Since the early ’40s, when the entire generation of experimental film-makers came into being in San Francisco and New York, there hasn’t been so much bustling in the film underground.

But it is Rice, Brakhage, Menken, Breer, Leacock who are waging the real revolution of new cinematic forms and content.

May 2, 1963

I happen to know the depth and scope of the revolution in form and content which is going on in the film underground today, and I can’t be silent about it.

I don’t think a responsible movie critic can go by people’s definition of cinema. That’s why I go back to the underground. I know that the majority of you cannot see this cinema; but that is exactly the point: It is my duty to bring this cinema to your attention.

June 13, 1963

A renaissance is on the way in film underground. New works of startling and glorious beauty are appearing. This is one of the beautiful periods of the American cinema. There are about twenty low-budget features in the making in New York underground at this moment. And when I say low budget, I mean low. Jack Smith‘s film, Flaming Creatures, certainly one of the most beautiful and original films made recently anywhere, was made with $300. That is the freedom of the underground film-maker.

With the new blossoming of film-making, there is an equal upsurge of audience interest in underground cinema.

Surely we have no intention of hiding in the underground all the time.

July 25, 1963

In the July 13 issue of the New Yorker magazine, we were presented as angry underground film-makers. Which was very nice. But the truth is, we love the world and we hate nobody.
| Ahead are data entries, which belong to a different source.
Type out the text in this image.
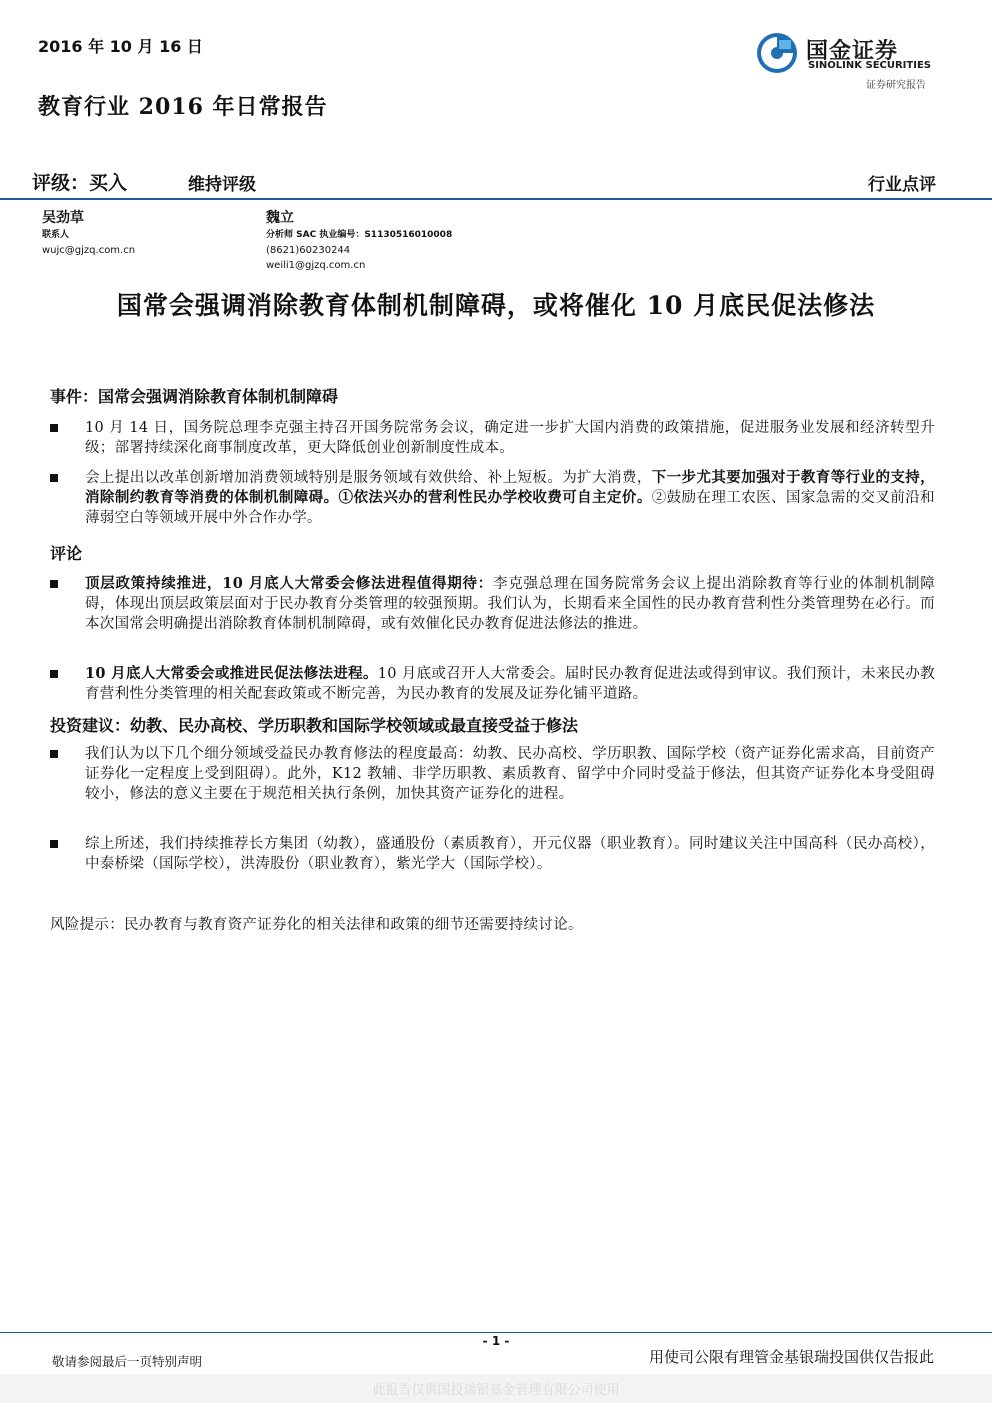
2016 年 10 月 16 日	国金证券
SINOLINK SECURITIES
证券研究报告
教育行业 2016 年日常报告
评级：买入	维持评级	行业点评
吴劲草
联系人
wujc@gjzq.com.cn
魏立
分析师 SAC 执业编号：S1130516010008
(8621)60230244
weili1@gjzq.com.cn
国常会强调消除教育体制机制障碍，或将催化 10 月底民促法修法
事件：国常会强调消除教育体制机制障碍
10 月 14 日，国务院总理李克强主持召开国务院常务会议，确定进一步扩大国内消费的政策措施，促进服务业发展和经济转型升级；部署持续深化商事制度改革，更大降低创业创新制度性成本。
会上提出以改革创新增加消费领域特别是服务领域有效供给、补上短板。为扩大消费，下一步尤其要加强对于教育等行业的支持，消除制约教育等消费的体制机制障碍。①依法兴办的营利性民办学校收费可自主定价。②鼓励在理工农医、国家急需的交叉前沿和薄弱空白等领域开展中外合作办学。
评论
顶层政策持续推进，10 月底人大常委会修法进程值得期待：李克强总理在国务院常务会议上提出消除教育等行业的体制机制障碍，体现出顶层政策层面对于民办教育分类管理的较强预期。我们认为，长期看来全国性的民办教育营利性分类管理势在必行。而本次国常会明确提出消除教育体制机制障碍，或有效催化民办教育促进法修法的推进。
10 月底人大常委会或推进民促法修法进程。10 月底或召开人大常委会。届时民办教育促进法或得到审议。我们预计，未来民办教育营利性分类管理的相关配套政策或不断完善，为民办教育的发展及证券化铺平道路。
投资建议：幼教、民办高校、学历职教和国际学校领域或最直接受益于修法
我们认为以下几个细分领域受益民办教育修法的程度最高：幼教、民办高校、学历职教、国际学校（资产证券化需求高，目前资产证券化一定程度上受到阻碍）。此外，K12 教辅、非学历职教、素质教育、留学中介同时受益于修法，但其资产证券化本身受阻碍较小，修法的意义主要在于规范相关执行条例，加快其资产证券化的进程。
综上所述，我们持续推荐长方集团（幼教），盛通股份（素质教育），开元仪器（职业教育）。同时建议关注中国高科（民办高校），中泰桥梁（国际学校），洪涛股份（职业教育），紫光学大（国际学校）。
风险提示：民办教育与教育资产证券化的相关法律和政策的细节还需要持续讨论。
- 1 -
敬请参阅最后一页特别声明	用使司公限有理管金基银瑞投国供仅告报此
此报告仅供国投瑞银基金管理有限公司使用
Underground cinema, yes. But the truth is that the whole change of man’s mind and heart is happening underground (in the lower, not very much respected regions). High above ground there is too much unnecessary noise going on.

August 22, 1963

These would be terrible times if the film-makers had to hide their films from the police and some of the best of our artists had to show their work only in secret undergrounds. That would be terrible. But that’s where we find ourselves today!

Don’t tell us we are “underground.” We, truly, are closer to the sun, throwing light into the sad darkness, joy and love and beauty into the dark undergrounds of human misery.